Empresários do setor industrial apontam a redução de impostos, a consolidação da reforma tributária, o equilíbrio fiscal e melhorias na gestão pública como principais prioridades para a próxima gestão do governo federal. Os dados fazem parte de uma pesquisa da Confederação Nacional da Indústria (CNI), divulgada nesta segunda-feira (22), com participação de 1.003 executivos de empresas de pequeno, médio e grande portes de todas as regiões do país.

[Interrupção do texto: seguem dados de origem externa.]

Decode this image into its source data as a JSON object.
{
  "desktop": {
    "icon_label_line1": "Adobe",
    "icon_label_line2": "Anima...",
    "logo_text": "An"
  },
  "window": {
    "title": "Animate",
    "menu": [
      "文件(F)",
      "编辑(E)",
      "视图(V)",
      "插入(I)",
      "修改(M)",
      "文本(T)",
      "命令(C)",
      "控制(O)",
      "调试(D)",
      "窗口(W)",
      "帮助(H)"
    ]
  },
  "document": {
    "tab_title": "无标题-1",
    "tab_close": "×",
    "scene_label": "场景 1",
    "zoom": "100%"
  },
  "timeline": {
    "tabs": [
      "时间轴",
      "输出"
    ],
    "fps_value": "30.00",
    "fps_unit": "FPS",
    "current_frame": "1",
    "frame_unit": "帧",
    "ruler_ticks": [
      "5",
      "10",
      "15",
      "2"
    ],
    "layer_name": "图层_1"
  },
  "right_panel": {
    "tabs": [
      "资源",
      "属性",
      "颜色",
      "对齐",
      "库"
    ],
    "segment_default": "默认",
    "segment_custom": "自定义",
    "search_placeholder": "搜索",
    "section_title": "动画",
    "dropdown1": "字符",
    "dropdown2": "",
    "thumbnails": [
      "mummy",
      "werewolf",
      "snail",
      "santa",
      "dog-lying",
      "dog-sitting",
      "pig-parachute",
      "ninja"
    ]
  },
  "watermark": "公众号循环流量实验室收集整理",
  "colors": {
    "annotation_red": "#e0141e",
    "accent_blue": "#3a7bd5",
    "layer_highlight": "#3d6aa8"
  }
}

O levantamento foi realizado pela Nexus – Pesquisa e Inteligência de Dados entre os dias 7 de maio e 5 de junho e mostrou que temas relacionados às áreas fiscal e tributária têm maior destaque entre os empresários do que políticas diretamente voltadas ao setor produtivo.
Segundo a pesquisa, 29% dos entrevistados consideram a redução de impostos e a consolidação da reforma tributária as medidas mais urgentes para a próxima administração federal. Outros 22% apontaram o equilíbrio fiscal e a melhoria da gestão pública como prioridades, enquanto 21% defenderam o incentivo à indústria e à produção.
O presidente da CNI, Ricardo Alban, afirmou que a integração entre as políticas fiscal e monetária é essencial para ampliar os investimentos e fortalecer o desenvolvimento produtivo. Para ele, a indústria precisa de um ambiente que favoreça a inovação e o crescimento econômico.
Quando questionados sobre as prioridades para suas próprias empresas e para o ambiente de negócios, os empresários destacaram novamente a redução da carga tributária, citada por 45% dos participantes. A redução dos juros e a ampliação do acesso ao crédito aparecem na sequência, com 26%, enquanto o incentivo à indústria foi mencionado por 21%.
De acordo com a Agência Brasil, entre os principais desafios enfrentados pelo setor no último ano estão a alta carga tributária, a dificuldade para encontrar mão de obra e as taxas elevadas de juros, apontadas como fatores de grande impacto pelos entrevistados.
A pesquisa também avaliou as perspectivas de investimento para os próximos quatro anos. Do total de empresários ouvidos, 41% afirmaram que pretendem manter o atual nível de investimentos, enquanto 28% planejam aumentar os recursos aplicados. Outros 9% indicaram intenção de reduzir investimentos e 20% disseram que não pretendem investir no período.
Os resultados foram apresentados durante o evento “A Indústria na Agenda dos Presidenciáveis”, realizado nesta segunda-feira (22). No encontro, a CNI também apresentou propostas relacionadas às contas públicas e políticas de desenvolvimento econômico.